Frank did a set of about 13 songs, including one of my favorites, “Luck Be a Lady.”  Then Sammy and Liza joined in for a medley of songs interspersed with personal reminiscences and jokes that reminded me of the Rat Pack’s heyday at the Sands Hotel in Vegas.  Frank and Sammy called Liza a youngster and told stories about her mom, Judy Garland, and Liza went on about how she’d been listening to these guys since she was a little girl. They liked each other, and that’s important, because an audience can always tell.  When they know it’s real they have a better time, Frank used to say that in interviews.

During the show I kept thinking. “I get to hear Frank Sinatra live, how many people my age could say that?”

As we all filed out of the arena I got on a payphone and called mom for a pickup.  While I waited there I wanted to talk to the other people filing out, I could have heard stories about old cars, Wurlitzers, the Nazis, maybe even Rudy Vallee.  But these were not clichéd old people; they left with purpose, like they had someplace to be.  They weren’t waiting around for the validation of a young person pumping them for info from their glory years.  I liked that, and I was too abashed anyway to approach anyone; I still felt really out of place.

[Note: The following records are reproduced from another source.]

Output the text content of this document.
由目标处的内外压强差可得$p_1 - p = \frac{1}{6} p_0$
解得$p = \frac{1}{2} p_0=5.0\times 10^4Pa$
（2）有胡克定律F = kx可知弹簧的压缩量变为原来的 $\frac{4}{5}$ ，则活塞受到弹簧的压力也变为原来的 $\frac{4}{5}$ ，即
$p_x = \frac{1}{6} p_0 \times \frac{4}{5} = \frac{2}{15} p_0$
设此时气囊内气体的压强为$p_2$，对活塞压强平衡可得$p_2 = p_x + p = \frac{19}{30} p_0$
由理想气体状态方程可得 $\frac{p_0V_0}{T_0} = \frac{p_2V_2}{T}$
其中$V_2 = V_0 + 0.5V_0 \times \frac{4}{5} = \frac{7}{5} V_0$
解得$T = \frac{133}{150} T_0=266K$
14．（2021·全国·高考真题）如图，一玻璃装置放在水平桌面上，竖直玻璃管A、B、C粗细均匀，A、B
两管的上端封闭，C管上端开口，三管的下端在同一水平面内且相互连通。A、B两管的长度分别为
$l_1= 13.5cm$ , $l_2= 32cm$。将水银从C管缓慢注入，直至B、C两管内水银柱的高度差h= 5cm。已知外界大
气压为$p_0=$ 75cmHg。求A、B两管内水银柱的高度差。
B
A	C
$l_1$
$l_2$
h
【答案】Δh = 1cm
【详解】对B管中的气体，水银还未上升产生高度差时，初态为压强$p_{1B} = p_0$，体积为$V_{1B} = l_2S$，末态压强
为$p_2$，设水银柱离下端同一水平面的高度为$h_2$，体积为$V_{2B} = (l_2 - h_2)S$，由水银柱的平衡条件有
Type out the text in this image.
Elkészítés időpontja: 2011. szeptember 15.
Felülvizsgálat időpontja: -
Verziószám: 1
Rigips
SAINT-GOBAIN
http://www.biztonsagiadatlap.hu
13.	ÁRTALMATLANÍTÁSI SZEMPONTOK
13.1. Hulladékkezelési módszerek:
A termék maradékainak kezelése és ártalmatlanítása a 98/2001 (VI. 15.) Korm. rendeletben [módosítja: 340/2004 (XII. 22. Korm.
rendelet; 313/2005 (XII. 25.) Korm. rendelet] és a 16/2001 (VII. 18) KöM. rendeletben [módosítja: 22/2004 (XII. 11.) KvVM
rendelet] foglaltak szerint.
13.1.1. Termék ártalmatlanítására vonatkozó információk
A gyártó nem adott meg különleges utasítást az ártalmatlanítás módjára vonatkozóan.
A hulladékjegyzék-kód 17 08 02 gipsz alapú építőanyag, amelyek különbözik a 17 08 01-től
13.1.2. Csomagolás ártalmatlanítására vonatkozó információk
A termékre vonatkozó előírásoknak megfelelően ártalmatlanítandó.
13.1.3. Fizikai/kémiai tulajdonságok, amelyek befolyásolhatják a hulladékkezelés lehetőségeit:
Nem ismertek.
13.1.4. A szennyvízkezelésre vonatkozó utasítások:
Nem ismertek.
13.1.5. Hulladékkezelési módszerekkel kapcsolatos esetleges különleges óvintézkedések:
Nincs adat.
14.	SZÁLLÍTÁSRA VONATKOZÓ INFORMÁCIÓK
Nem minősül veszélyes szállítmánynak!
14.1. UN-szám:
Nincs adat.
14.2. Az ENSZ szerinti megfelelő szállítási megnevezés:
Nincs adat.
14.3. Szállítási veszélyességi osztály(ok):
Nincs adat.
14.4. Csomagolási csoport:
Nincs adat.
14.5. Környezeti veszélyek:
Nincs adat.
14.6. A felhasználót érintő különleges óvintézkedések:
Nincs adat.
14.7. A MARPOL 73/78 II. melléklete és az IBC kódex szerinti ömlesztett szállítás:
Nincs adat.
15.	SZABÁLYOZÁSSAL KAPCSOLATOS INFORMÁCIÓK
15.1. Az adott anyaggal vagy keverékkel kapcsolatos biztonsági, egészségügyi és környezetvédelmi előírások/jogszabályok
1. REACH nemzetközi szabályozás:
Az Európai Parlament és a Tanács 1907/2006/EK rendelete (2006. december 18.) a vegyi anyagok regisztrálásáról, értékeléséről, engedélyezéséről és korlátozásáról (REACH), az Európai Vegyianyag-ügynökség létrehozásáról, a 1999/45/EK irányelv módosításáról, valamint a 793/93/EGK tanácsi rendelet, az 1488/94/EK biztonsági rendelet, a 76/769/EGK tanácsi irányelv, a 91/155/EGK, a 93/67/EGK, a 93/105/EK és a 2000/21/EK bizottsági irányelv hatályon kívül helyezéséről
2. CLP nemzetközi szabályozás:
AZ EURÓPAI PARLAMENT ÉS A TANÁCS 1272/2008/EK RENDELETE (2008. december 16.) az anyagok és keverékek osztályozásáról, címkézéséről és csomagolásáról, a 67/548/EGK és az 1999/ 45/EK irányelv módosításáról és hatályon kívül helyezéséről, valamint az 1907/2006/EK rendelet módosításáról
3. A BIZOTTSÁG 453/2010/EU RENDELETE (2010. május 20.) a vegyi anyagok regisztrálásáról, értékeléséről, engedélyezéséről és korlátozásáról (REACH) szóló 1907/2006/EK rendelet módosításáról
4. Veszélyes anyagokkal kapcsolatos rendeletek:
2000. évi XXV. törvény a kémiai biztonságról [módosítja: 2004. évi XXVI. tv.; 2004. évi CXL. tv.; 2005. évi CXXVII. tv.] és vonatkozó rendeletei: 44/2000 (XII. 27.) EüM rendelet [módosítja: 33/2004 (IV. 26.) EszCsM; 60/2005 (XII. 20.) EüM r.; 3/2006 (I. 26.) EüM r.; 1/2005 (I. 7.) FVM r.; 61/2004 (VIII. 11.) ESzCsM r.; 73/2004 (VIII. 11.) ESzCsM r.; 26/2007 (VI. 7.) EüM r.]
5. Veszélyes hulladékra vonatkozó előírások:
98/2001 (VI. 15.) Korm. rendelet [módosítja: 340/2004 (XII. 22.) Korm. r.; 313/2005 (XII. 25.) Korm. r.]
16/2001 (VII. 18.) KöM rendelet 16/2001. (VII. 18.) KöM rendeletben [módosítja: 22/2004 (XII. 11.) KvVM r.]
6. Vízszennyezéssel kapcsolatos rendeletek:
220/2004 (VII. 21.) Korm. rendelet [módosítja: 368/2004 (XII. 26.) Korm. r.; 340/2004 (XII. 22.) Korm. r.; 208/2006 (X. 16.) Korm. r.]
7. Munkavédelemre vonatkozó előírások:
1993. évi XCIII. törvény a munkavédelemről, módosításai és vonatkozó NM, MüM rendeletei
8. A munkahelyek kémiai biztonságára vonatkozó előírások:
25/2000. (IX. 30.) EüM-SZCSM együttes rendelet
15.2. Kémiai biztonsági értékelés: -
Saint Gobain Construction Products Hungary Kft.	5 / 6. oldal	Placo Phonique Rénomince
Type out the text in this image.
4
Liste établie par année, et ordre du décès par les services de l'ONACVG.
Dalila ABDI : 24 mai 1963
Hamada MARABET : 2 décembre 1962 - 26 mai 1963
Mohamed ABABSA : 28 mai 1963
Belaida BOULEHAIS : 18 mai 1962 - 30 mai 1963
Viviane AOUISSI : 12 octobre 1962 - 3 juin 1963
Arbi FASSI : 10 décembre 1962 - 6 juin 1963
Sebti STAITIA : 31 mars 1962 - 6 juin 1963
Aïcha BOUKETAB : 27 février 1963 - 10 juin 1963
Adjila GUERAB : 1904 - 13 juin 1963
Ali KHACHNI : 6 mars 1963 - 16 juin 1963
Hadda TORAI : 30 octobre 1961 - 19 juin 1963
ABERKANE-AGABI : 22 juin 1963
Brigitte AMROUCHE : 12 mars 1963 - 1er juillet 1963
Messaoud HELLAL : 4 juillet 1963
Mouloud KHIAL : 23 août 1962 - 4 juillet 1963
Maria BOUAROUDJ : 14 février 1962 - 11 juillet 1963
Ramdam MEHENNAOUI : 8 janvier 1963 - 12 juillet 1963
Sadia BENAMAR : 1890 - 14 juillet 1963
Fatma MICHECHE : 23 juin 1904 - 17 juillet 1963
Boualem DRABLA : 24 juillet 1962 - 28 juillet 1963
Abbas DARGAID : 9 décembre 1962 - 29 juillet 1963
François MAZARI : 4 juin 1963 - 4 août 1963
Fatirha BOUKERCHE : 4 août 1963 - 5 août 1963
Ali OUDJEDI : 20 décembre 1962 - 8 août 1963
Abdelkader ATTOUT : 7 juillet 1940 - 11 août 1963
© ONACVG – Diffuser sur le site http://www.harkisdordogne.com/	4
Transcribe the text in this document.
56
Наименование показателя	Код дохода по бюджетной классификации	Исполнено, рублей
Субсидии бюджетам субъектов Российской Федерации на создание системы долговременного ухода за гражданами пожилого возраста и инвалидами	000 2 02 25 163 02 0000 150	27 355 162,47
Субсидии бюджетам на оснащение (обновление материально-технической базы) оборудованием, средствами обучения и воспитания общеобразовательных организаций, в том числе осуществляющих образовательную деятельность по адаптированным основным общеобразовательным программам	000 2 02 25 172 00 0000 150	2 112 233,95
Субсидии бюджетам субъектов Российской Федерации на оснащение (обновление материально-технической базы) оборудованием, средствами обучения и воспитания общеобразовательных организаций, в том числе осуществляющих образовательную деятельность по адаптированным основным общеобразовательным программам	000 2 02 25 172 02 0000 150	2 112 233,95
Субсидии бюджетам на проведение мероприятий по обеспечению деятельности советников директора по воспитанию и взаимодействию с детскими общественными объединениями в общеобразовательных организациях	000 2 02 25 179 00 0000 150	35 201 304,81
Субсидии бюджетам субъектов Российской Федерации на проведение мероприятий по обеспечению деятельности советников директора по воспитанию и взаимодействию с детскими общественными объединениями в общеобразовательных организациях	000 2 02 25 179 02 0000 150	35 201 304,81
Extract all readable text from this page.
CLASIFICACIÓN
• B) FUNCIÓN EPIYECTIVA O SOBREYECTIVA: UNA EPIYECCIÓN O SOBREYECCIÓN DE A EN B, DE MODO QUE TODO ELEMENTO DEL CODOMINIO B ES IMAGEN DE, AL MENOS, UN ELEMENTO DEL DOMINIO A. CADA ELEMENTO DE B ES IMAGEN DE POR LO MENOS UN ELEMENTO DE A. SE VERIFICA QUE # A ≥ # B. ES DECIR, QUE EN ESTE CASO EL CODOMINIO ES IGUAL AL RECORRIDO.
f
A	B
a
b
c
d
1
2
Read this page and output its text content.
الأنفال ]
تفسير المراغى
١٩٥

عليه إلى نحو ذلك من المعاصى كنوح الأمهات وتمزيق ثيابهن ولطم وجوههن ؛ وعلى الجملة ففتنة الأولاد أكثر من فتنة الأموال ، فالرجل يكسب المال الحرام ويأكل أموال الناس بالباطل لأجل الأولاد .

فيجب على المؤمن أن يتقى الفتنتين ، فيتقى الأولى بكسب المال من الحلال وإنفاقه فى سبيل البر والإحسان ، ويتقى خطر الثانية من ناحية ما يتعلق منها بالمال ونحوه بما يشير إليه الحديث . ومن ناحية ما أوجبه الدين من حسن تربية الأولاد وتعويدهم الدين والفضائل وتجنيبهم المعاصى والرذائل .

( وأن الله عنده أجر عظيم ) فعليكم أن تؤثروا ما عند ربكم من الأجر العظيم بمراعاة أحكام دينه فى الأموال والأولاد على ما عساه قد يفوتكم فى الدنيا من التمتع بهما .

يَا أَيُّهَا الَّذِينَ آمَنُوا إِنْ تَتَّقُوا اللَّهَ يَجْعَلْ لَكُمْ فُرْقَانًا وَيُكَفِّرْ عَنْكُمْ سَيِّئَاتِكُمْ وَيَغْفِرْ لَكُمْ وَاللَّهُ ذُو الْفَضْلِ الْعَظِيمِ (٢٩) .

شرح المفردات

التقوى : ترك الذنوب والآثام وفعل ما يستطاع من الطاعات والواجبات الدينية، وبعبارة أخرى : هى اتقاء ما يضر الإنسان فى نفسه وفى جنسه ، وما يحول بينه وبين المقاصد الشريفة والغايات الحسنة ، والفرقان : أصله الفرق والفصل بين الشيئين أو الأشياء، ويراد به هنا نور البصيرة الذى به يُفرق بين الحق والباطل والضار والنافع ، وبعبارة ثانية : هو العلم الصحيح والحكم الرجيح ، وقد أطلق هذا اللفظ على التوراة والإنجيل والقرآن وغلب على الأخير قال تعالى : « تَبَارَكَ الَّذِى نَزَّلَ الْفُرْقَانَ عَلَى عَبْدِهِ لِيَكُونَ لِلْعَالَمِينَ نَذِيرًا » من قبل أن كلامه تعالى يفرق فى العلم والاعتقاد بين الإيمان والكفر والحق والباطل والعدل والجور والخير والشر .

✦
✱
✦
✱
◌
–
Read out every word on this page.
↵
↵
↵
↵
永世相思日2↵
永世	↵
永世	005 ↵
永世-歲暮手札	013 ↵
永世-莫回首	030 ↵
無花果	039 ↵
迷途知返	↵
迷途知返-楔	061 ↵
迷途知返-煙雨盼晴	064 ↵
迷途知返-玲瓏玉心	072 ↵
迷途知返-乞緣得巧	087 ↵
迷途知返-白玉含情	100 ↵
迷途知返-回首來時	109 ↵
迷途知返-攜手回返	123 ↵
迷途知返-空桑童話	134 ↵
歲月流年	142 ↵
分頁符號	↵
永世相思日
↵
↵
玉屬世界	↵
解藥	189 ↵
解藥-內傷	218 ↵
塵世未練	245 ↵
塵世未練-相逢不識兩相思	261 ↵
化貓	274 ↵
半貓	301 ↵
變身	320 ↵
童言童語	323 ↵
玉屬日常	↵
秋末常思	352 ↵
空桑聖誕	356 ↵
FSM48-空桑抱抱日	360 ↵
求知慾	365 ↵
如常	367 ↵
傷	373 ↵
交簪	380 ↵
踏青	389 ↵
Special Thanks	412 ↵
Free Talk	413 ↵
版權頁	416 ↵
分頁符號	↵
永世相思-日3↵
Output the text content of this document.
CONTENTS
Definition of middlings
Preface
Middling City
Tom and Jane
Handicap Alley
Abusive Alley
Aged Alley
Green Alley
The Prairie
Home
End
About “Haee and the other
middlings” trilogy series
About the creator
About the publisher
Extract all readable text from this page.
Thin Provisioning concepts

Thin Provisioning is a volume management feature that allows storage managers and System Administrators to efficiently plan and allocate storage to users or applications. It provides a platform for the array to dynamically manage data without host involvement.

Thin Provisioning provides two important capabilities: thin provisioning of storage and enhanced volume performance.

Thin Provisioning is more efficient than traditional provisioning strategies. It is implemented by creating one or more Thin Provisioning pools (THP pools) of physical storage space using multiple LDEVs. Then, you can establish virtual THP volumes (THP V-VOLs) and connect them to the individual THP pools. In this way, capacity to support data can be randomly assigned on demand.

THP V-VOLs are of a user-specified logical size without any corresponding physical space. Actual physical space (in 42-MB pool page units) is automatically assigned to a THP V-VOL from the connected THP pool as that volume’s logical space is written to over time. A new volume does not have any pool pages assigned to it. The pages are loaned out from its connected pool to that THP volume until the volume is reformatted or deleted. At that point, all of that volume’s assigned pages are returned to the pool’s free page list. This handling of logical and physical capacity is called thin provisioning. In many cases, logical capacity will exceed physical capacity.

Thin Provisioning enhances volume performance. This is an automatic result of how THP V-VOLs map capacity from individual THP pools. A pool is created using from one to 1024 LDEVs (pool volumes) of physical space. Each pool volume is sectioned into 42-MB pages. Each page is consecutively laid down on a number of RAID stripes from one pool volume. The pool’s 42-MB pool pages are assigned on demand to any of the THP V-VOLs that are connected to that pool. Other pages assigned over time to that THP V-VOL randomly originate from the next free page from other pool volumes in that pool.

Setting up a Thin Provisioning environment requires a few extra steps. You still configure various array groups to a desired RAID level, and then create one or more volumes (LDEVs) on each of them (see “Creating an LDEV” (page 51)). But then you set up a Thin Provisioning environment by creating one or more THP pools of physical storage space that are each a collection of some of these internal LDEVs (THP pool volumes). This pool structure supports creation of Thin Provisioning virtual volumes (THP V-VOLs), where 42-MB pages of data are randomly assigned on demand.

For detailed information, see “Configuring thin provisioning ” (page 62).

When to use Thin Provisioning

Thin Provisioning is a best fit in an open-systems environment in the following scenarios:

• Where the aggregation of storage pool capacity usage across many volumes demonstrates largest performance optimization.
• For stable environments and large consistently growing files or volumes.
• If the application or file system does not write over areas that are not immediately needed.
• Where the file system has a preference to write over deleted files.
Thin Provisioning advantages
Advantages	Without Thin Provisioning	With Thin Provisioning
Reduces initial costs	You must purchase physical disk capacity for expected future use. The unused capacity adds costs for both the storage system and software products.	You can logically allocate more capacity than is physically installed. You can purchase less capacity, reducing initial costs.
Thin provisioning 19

Mom pulled up with a big grin on her face, though she may have been a Frank-basher, she wanted to hear all about it.  And unlike the other people who seemed to have left in such a hurry, I was only too happy to oblige.

6 replies
  1. Laura
    Laura says:

    Bill, what a great night you had, thanks for sharing this. I got goosebumps when you relived how Frank came out on stage (you thought I was going to say Liza!). It truly is great that you got to see that event.

  2. joe seely
    joe seely says:

    reminds me of the time my mom and aunt took me and my bros to see Barry Manilow for our first big concert! except, well, you got to see Frank, Sammy, and Liza…and i got to see Barry Manilow. there is no Nesting Doll of Irony and/or Nostalgia that will make my story cooler than a wet turd. your story is priceless! and hey, Liza, how ’bout dem gams?!

  3. Olga
    Olga says:

    Hello! It was very nice to read your memories! I myself am a big fan of Frank Sinatra and collect his records. You were recording a concert of January 20, 1989?